Hades laughed, setting his whisky glass down on the table with a sharp click. He snorted and laughed again. These were the kind of jokes he liked. When the villain pretended to be something other than what they were, when in reality they were trapped. It was
good
to have so a worthy opponent.
Carter staggered back in with the coffee and biscuits, followed by the audible sounds of Arturo’s pattering paws. Hades clicked his fingers; however, instead of going first to Hades, the comical dog clipped straight up to the Viper and laid his head on her knee.
The Viper blinked and, in an uncertain fashion, brought her face down close to the dog. Arturo yipped and licked her on the nose. Sneezing, she fumbled stiffly at her skirts and with a surprised look, wiped her face on her cloak.
Blasted dog
. Hades huffed and swept up a coffee cup. “He likes biscuits.” He shook his head. What was he saying?

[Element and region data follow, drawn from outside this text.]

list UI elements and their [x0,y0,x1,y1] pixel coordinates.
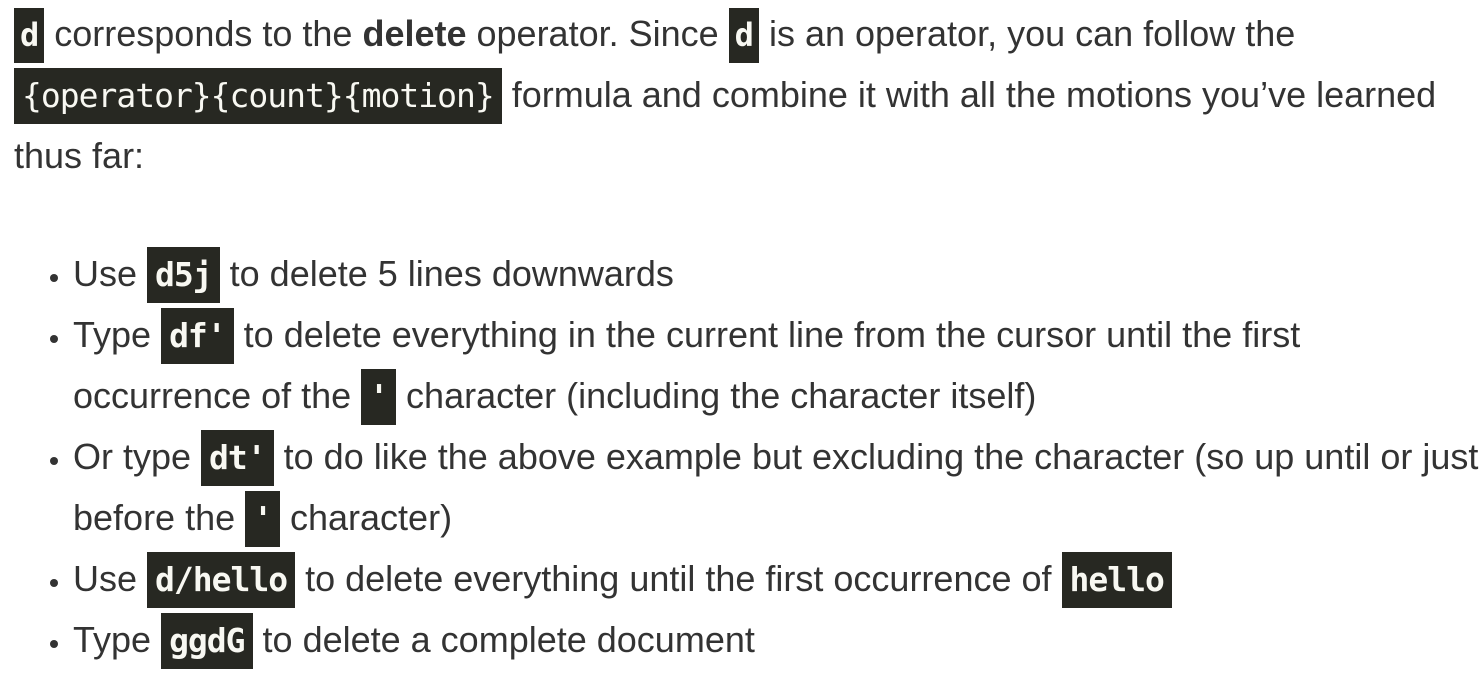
list-item: Type ggdG to delete a complete document [73,610,1484,671]
inline-code: df' [161,308,234,364]
text: is an operator, you can follow the [758,13,1296,54]
text: to delete a complete document [252,619,755,660]
text: Use [73,253,148,294]
delete-bold: delete [362,13,467,54]
text: to delete 5 lines downwards [219,253,674,294]
list-item: Or type dt' to do like the above example… [73,427,1484,549]
inline-code: ' [361,369,397,425]
inline-code: dt' [201,430,274,486]
text: to delete everything until the first occ… [295,558,1062,599]
text: character (including the character itsel… [396,375,1037,416]
text: Use [73,558,148,599]
inline-code: d/hello [147,552,296,608]
inline-code: ' [245,491,280,547]
text: character) [280,497,453,538]
text: Type [73,314,162,355]
inline-code-d: d [14,8,45,63]
text: Type [73,619,162,660]
text: corresponds to the [44,13,363,54]
inline-code-d: d [728,8,759,63]
list-item: Use d5j to delete 5 lines downwards [73,244,1484,305]
inline-code-formula: {operator}{count}{motion} [14,68,502,124]
inline-code: d5j [147,247,220,303]
intro-paragraph: d corresponds to the delete operator. Si… [14,4,1484,186]
text: operator. Since [466,13,729,54]
list-item: Type df' to delete everything in the cur… [73,305,1484,427]
document: d corresponds to the delete operator. Si… [0,0,1484,671]
text: Or type [73,436,202,477]
inline-code: ggdG [161,613,253,669]
inline-code: hello [1061,552,1172,608]
motion-list: Use d5j to delete 5 lines downwards Type… [14,244,1484,671]
list-item: Use d/hello to delete everything until t… [73,549,1484,610]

He slammed the cup back down on a delicate saucer on the coffee tray. “I will keep you here until you tell me where you keep the documents. Don’t think I won’t harm you if you try to escape.”
The Viper squinted at him a little above Arturo’s head and in a very small voice said, “Earl Harding? Is that you?”
CHAPTER 2
Miss Melissa Sumner took a shallow deep breath in as she narrowed her gaze and squinted again at the powerful form of the earl.

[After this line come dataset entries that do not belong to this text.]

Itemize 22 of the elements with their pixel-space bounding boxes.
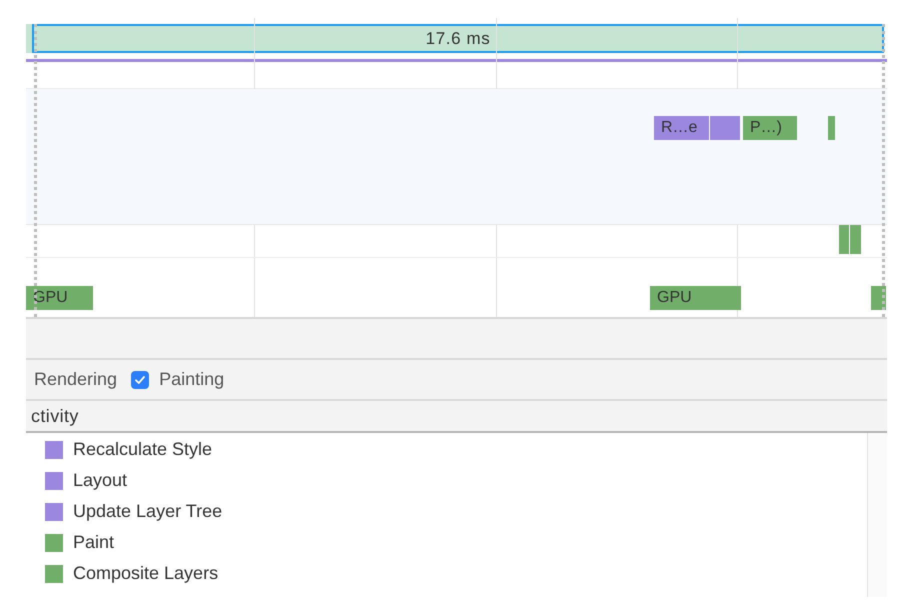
column-header[interactable]: ctivity — [31, 402, 79, 430]
event-bar[interactable] — [839, 225, 849, 254]
event-bar[interactable] — [828, 116, 835, 140]
range-edge-line[interactable] — [882, 24, 885, 317]
event-bar[interactable] — [871, 286, 886, 310]
category-label: Update Layer Tree — [73, 500, 222, 523]
event-bar[interactable]: R…e — [654, 116, 709, 140]
filter-label[interactable]: Rendering — [34, 366, 118, 393]
event-bar[interactable] — [854, 225, 861, 254]
filter-label[interactable]: Painting — [159, 366, 224, 393]
frame-bar[interactable]: 17.6 ms — [32, 24, 884, 53]
event-bar[interactable]: GPU — [26, 286, 93, 310]
category-label: Recalculate Style — [73, 438, 212, 461]
event-bar[interactable]: GPU — [650, 286, 741, 310]
category-label: Composite Layers — [73, 562, 218, 585]
category-label: Paint — [73, 531, 114, 554]
event-bar[interactable]: P…) — [743, 116, 797, 140]
checkbox[interactable] — [131, 370, 150, 388]
frame-bar[interactable] — [26, 24, 32, 53]
scrollbar[interactable] — [867, 433, 887, 597]
event-bar[interactable] — [710, 116, 740, 140]
category-label: Layout — [73, 469, 128, 492]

He levelled a gaze at her that spoke of irritation and disdain.
Oh dear, not again
. She smiled weakly and tried not to move as the library chair dug into the back of her trussed legs.

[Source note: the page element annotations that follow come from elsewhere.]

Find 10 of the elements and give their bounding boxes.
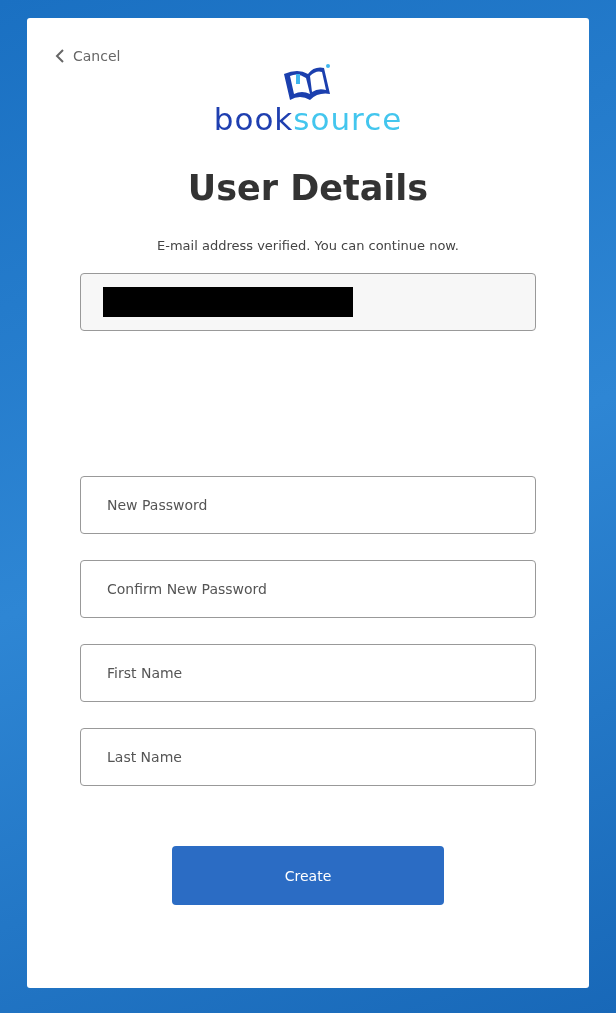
input-field[interactable]: Last Name — [80, 728, 536, 786]
input-field[interactable]: New Password — [80, 476, 536, 534]
brand-logo-text: booksource — [213, 102, 403, 136]
status-message: E-mail address verified. You can continue now. — [157, 238, 459, 253]
cancel-link[interactable]: Cancel — [55, 48, 121, 64]
chevron-left-icon — [55, 48, 65, 64]
input-field[interactable]: Confirm New Password — [80, 560, 536, 618]
create-button[interactable]: Create — [172, 846, 444, 905]
input-field[interactable]: First Name — [80, 644, 536, 702]
page-title: User Details — [187, 167, 429, 210]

“Where are the documents?” he demanded again, sitting forward in his seat, a lock of brown hair falling down across his forehead. Melissa blinked as the memory of dancing with him swept over her. He had been as irate then as he was now.
A warm head pressed gently against her thigh. The funny looking spaniel that had entered the room after the earl laid his ears against her knee and proceeded to nuzzle her calves.
“Arturo, come here!” The earl frowned and clicked his fingers. “She doesn’t have any biscuits.” He clicked his fingers again.
But Arturo didn’t stop. He turned his head to his master and with a small woof laid his head on Melissa’s knee. Slowly lifting her bound hands, Melissa rested her shaking fingers on the little dog’s head and pushed them into his silky fur. The dog rumbled at the back of its throat as if in comfort.
“Arturo, that is the Viper! She has killed many men… do stop…
cuddling
her.”
The dog looked back at its master and woofed again.
“Yes she is. Just look at her. The beautiful temptress. You know she tried to trap me before, tried out her feminine wiles and novelty by pretending to be mute, but still giving me her name… I nearly fell for her dangerous game…
Diana
.” The fire in the earl’s voice was palpable, a rage simmering just below a full storm.
Feminine wiles?
“I am not Diana, as I have told you before.” Fumbling with her bound hands, Melissa slipped her brass spectacles back on and hunted for a part of her lenses to look at him through, but the knock the butler had given her when hefting her through the front door had very much shattered the already partially broken glass. “I only said Diana, because you were wearing a red carnation at the time and it was the only thing I could see.
Dianthus Carrolus
if you must know. I happen to like flowers.”
“Devil take it then, why did you pretend to be mute?”
Melissa shook her head blindly and stopped stroking Arturo’s ears. “Isn’t it obvious now? Didn’t the lack of glasses give it away?” An unfamiliar defiance filled her as the remembered humiliation swept through her body.
“Errr…”
“I’m blind without them! Have you ever tried dancing a waltz without knowing where you are going because you are too blind to see, whilst some large angry handsome man mutters disparaging comments about Machiavellian debutantes in their ears?”
“Handsome? Ahem. Are you sure you weren’t plotting ways to kill me?”
Melissa huffed. “If I wasn’t then I am now!”
“So how do you do it? How do you kill all of those men? Tell me!”
“What men? What? I am not the Viper!”